8. The applicant is a first offender who was arrested when he was only 35 years and is now 46 years old. He is a father of three children. He is remorseful and states that the commission of the crime was misguided. He has pleaded that this court orders the sentences run concurrently.

9. In Francis Karioko Muruatetu & Another –vs- Republic [2017] eKLR, the Supreme Court held as follows:-

“As a consequence of this decision, paragraph 6. 4 - 6. 7 of the guidelines are no longer applicable. To avoid a lacuna, the following guidelines with regard to mitigating factors are applicable in a re-hearing sentence for the conviction of a murder charge:

(a) age of the offender;

(b) being a first offender;

(c) whether the offender pleaded guilty;

(d) character and record of the offender;

(e) commission of the offence in response to gender-based violence;

(f) remorsefulness of the offender;

(g) the possibility of reform and social re-adaptation of the offender;

(h) any other factor that the Court considers relevant.

We wish to make it very clear that these guidelines in no way replace judicial discretion. They are advisory and not mandatory.
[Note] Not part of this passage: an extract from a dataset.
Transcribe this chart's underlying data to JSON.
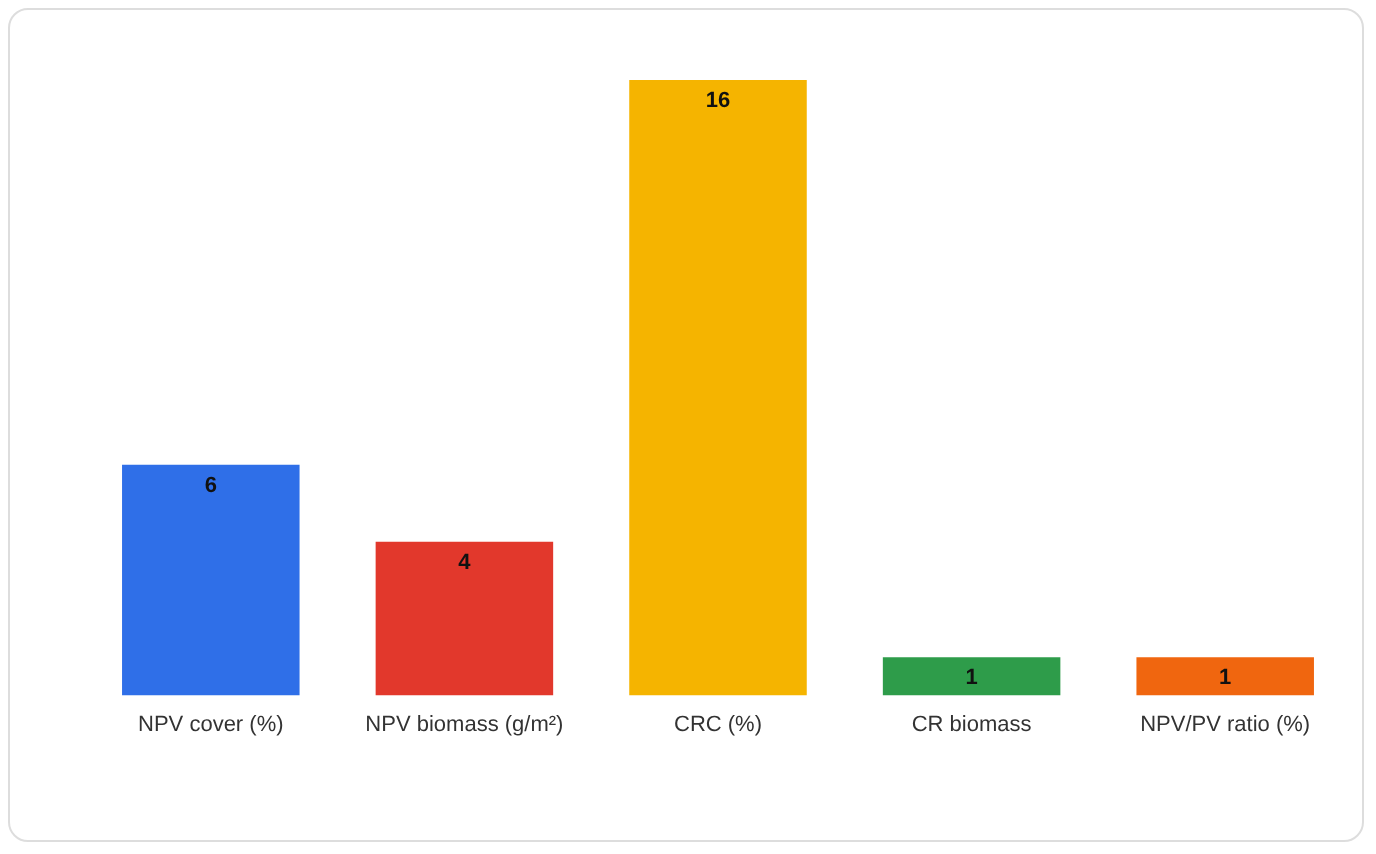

They are geared to promoting consistency and transparency in sentencing hearings. They are also aimed at promoting public understanding of the sentencing process. This notwithstanding, we are obligated to point out here that paragraph 25 of the 2016 Judiciary Sentencing Policy Guidelines states that:

25. GUIDELINE JUDGMENTS

25. 1 Where there are guideline judgments, that is, decisions from the superior courts on a sentencing principle, the subordinate courts are bound by it. It is the duty of the court to keep abreast with the guideline judgments pronounced. Equally, it is the duty of the prosecutor and defence counsel to inform the court of existing guideline judgments on an issue before it.”
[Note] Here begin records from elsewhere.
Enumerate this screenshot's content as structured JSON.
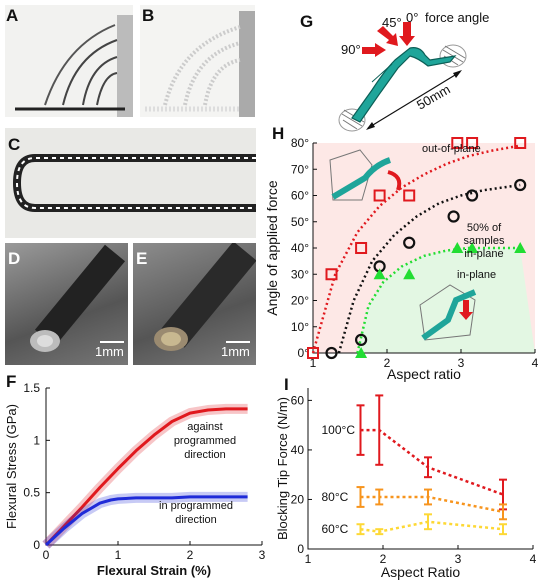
{
  "panels": {
    "a": "A",
    "b": "B",
    "c": "C",
    "d": "D",
    "e": "E",
    "f": "F",
    "g": "G",
    "h": "H",
    "i": "I"
  },
  "scalebars": {
    "d": "1mm",
    "e": "1mm"
  },
  "g_labels": {
    "a45": "45°",
    "a0": "0°",
    "force_angle": "force angle",
    "a90": "90°",
    "length": "50mm"
  },
  "chart_data": [
    {
      "id": "F",
      "type": "line",
      "xlabel": "Flexural Strain (%)",
      "ylabel": "Flexural Stress (GPa)",
      "xlim": [
        0,
        3
      ],
      "ylim": [
        0,
        1.5
      ],
      "xticks": [
        "0",
        "1",
        "2",
        "3"
      ],
      "yticks": [
        "0",
        "0.5",
        "1",
        "1.5"
      ],
      "series": [
        {
          "name": "against programmed direction",
          "color": "#e0191e",
          "x": [
            0,
            0.25,
            0.5,
            0.75,
            1.0,
            1.25,
            1.5,
            1.75,
            2.0,
            2.25,
            2.5,
            2.8
          ],
          "y": [
            0,
            0.18,
            0.36,
            0.55,
            0.73,
            0.9,
            1.05,
            1.18,
            1.26,
            1.29,
            1.3,
            1.3
          ]
        },
        {
          "name": "in programmed direction",
          "color": "#1f2bd8",
          "x": [
            0,
            0.25,
            0.5,
            0.75,
            0.9,
            1.0,
            1.25,
            1.5,
            1.75,
            2.0,
            2.25,
            2.5,
            2.8
          ],
          "y": [
            0,
            0.16,
            0.3,
            0.4,
            0.43,
            0.44,
            0.45,
            0.45,
            0.45,
            0.46,
            0.46,
            0.46,
            0.46
          ]
        }
      ],
      "legend_labels": [
        [
          "against",
          "programmed",
          "direction"
        ],
        [
          "in programmed",
          "direction"
        ]
      ]
    },
    {
      "id": "H",
      "type": "scatter",
      "xlabel": "Aspect ratio",
      "ylabel": "Angle of applied force",
      "xlim": [
        1,
        4
      ],
      "ylim": [
        0,
        80
      ],
      "xticks": [
        "1",
        "2",
        "3",
        "4"
      ],
      "yticks": [
        "0°",
        "10°",
        "20°",
        "30°",
        "40°",
        "50°",
        "60°",
        "70°",
        "80°"
      ],
      "annotations": {
        "oop": "out-of-plane",
        "half1": "50% of",
        "half2": "samples",
        "half3": "in-plane",
        "inp": "in-plane"
      },
      "series": [
        {
          "name": "out-of-plane",
          "marker": "square",
          "color": "#e0191e",
          "x": [
            1.0,
            1.25,
            1.65,
            1.9,
            2.3,
            2.95,
            3.15,
            3.8
          ],
          "y": [
            0,
            30,
            40,
            60,
            60,
            80,
            80,
            80
          ]
        },
        {
          "name": "50% of samples in-plane",
          "marker": "circle",
          "color": "#111111",
          "x": [
            1.25,
            1.65,
            1.9,
            2.3,
            2.9,
            3.15,
            3.8
          ],
          "y": [
            0,
            5,
            33,
            42,
            52,
            60,
            64
          ]
        },
        {
          "name": "in-plane",
          "marker": "triangle",
          "color": "#22dd33",
          "x": [
            1.65,
            1.9,
            2.3,
            2.95,
            3.15,
            3.8
          ],
          "y": [
            0,
            30,
            30,
            40,
            40,
            40
          ]
        }
      ],
      "fits": [
        {
          "color": "#e0191e",
          "x": [
            1.0,
            1.3,
            1.6,
            1.9,
            2.2,
            2.5,
            2.8,
            3.1,
            3.4,
            3.8
          ],
          "y": [
            0,
            30,
            46,
            56,
            63,
            68,
            72,
            75,
            77,
            79
          ]
        },
        {
          "color": "#111111",
          "x": [
            1.35,
            1.55,
            1.8,
            2.1,
            2.4,
            2.7,
            3.0,
            3.3,
            3.8
          ],
          "y": [
            0,
            20,
            35,
            45,
            52,
            57,
            60,
            62,
            64
          ]
        },
        {
          "color": "#22dd33",
          "x": [
            1.6,
            1.75,
            1.95,
            2.2,
            2.5,
            2.8,
            3.1,
            3.4,
            3.8
          ],
          "y": [
            0,
            18,
            27,
            33,
            37,
            39,
            40,
            40,
            40
          ]
        }
      ]
    },
    {
      "id": "I",
      "type": "line",
      "xlabel": "Aspect Ratio",
      "ylabel": "Blocking Tip Force (N/m)",
      "xlim": [
        1,
        4
      ],
      "ylim": [
        0,
        65
      ],
      "xticks": [
        "1",
        "2",
        "3",
        "4"
      ],
      "yticks": [
        "0",
        "20",
        "40",
        "60"
      ],
      "series": [
        {
          "name": "100°C",
          "color": "#e0191e",
          "x": [
            1.7,
            1.95,
            2.6,
            3.6
          ],
          "y": [
            48,
            48,
            33,
            22
          ],
          "err": [
            10,
            14,
            4,
            6
          ]
        },
        {
          "name": "80°C",
          "color": "#f7941d",
          "x": [
            1.7,
            1.95,
            2.6,
            3.6
          ],
          "y": [
            21,
            21,
            21,
            15
          ],
          "err": [
            4,
            3,
            3,
            3
          ]
        },
        {
          "name": "60°C",
          "color": "#fdd835",
          "x": [
            1.7,
            1.95,
            2.6,
            3.6
          ],
          "y": [
            8,
            7,
            11,
            8
          ],
          "err": [
            2,
            1,
            3,
            2
          ]
        }
      ]
    }
  ]
}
10. Although the Supreme Court was dealing with the offence of murder, I am of the view that the same principle applies in other cases where the law provides for a mandatory sentence, including the instant case of robbery with violence. In William Okungu Kittiny vs. Republic [2018] eKLR, the Court of Appeal stated:-

"...The appellant was sentenced to death for robbery with violence under Section 296 (2). The punishment provided for murder under Section 203 as read with Section 204 and for robbery with violence and attempted robbery with violence under Section 296 (2) and 297 (2) is death. By Article 27(1) of the Constitution, every person has inter alia, the right to equal protection and equal benefit of the law. Although the Muruatetu's case specifically dealt with the death sentence for murder, the decision broadly considered the constitutionality of the death sentence in general...From the foregoing, we hold that the findings and holding of the Supreme Court particularly Paragraph 69 applies mutatis mutandis to Section 296 (2) and 297 (2) of the Penal Code. Thus the sentence ... is a discretionary ...”

11. According to The Sentencing Policy Guidelines, 2016 (“the Guidelines”) published by the Kenya Judiciary, the sentence imposed must meet the following objectives in totality;

(a) Retribution: To punish the offender for his/her criminal conduct in a just manner.
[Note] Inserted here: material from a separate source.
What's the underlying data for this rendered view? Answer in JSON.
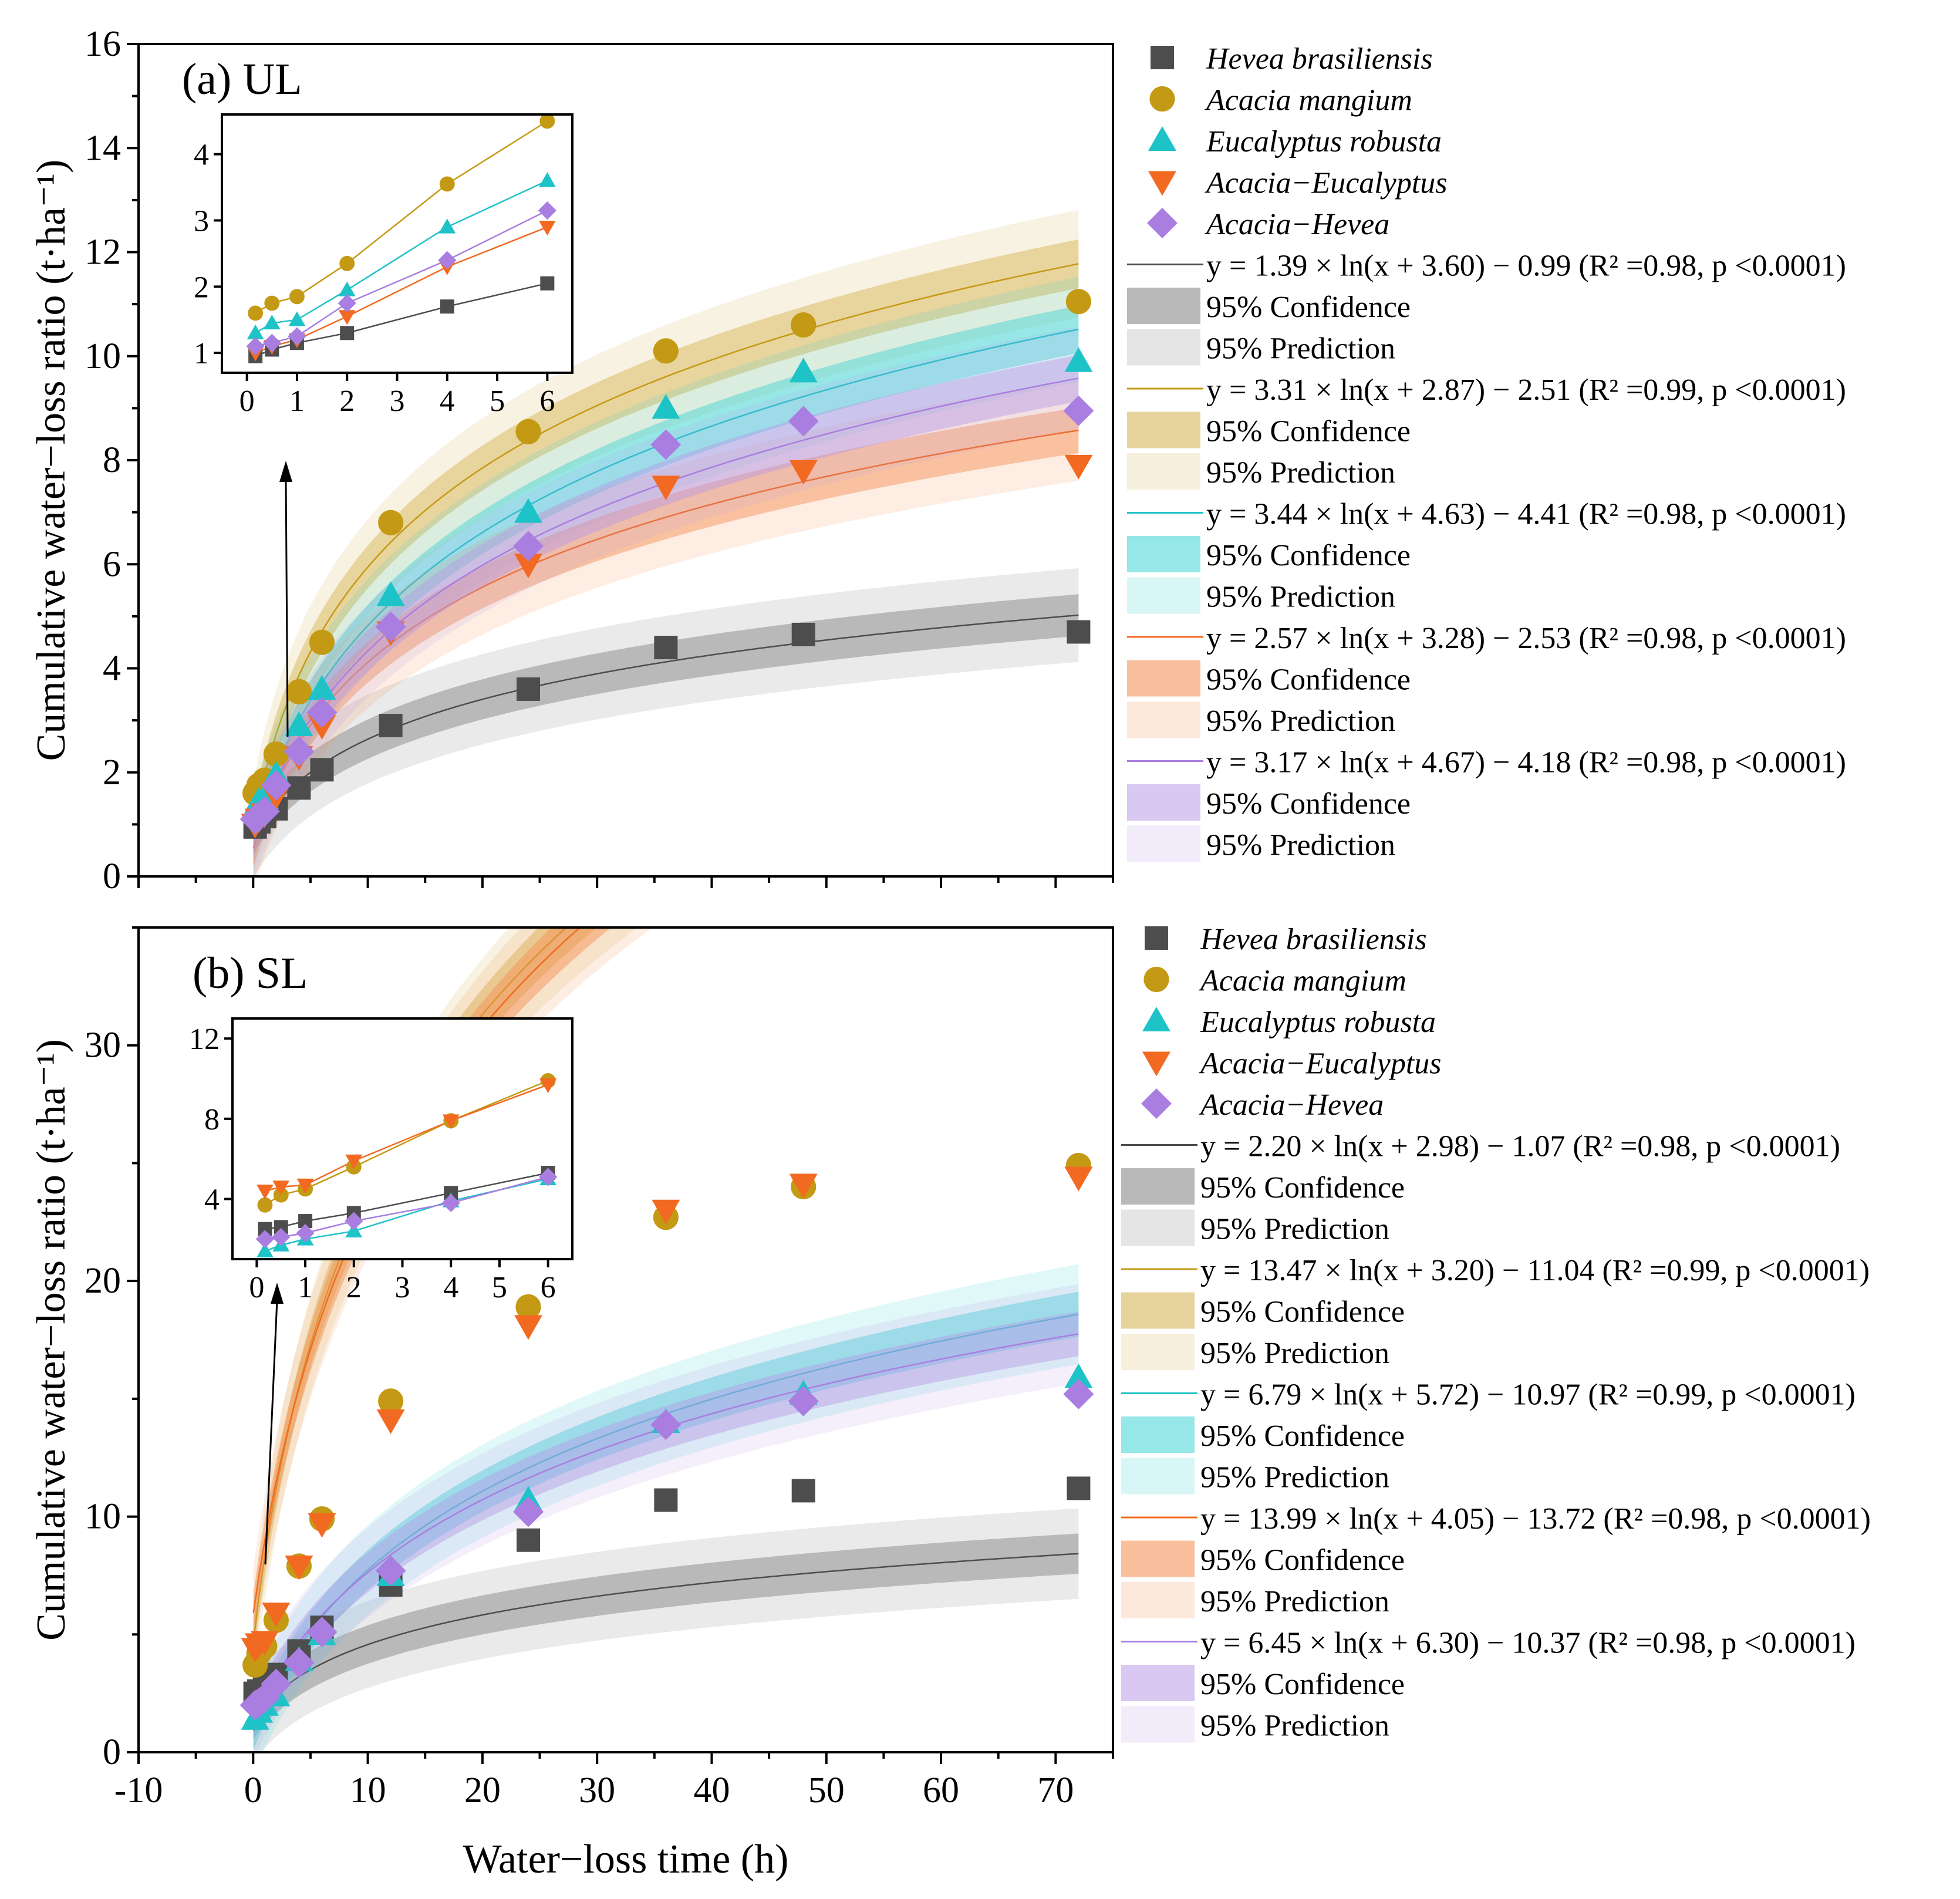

(b) Deterrence: To deter the offender from committing a similar offence subsequently as well as discourage other people from committing similar offences.

(c) Rehabilitation: To enable the offender reform from his criminal disposition and become a law-abiding person.

(d) Restorative justice: To address the needs arising from criminal conduct such as loss and damages.

(e) Community protection: To protect the community by incapacitating the offender.

(f) Denunciation: To communicate the community’s condemnation of the criminal conduct”.

12. I have considered that notwithstanding the violence meted out to the victims, the applicant raped his victim, violated her up to the point of ejaculating unto her. That must have been no only humiliating but must have had long lasting effect on the victim. There can be no possible reason why one would violently rob another and rub the injury with a humiliating act of rape! The perpetrator is not deserving of any leniency in such circumstances.

13. I am satisfied that this is a proper case where the death sentence was properly meted out. I dismiss the application.

DATED and DELIVERED at Meru this 31st day of October, 2019.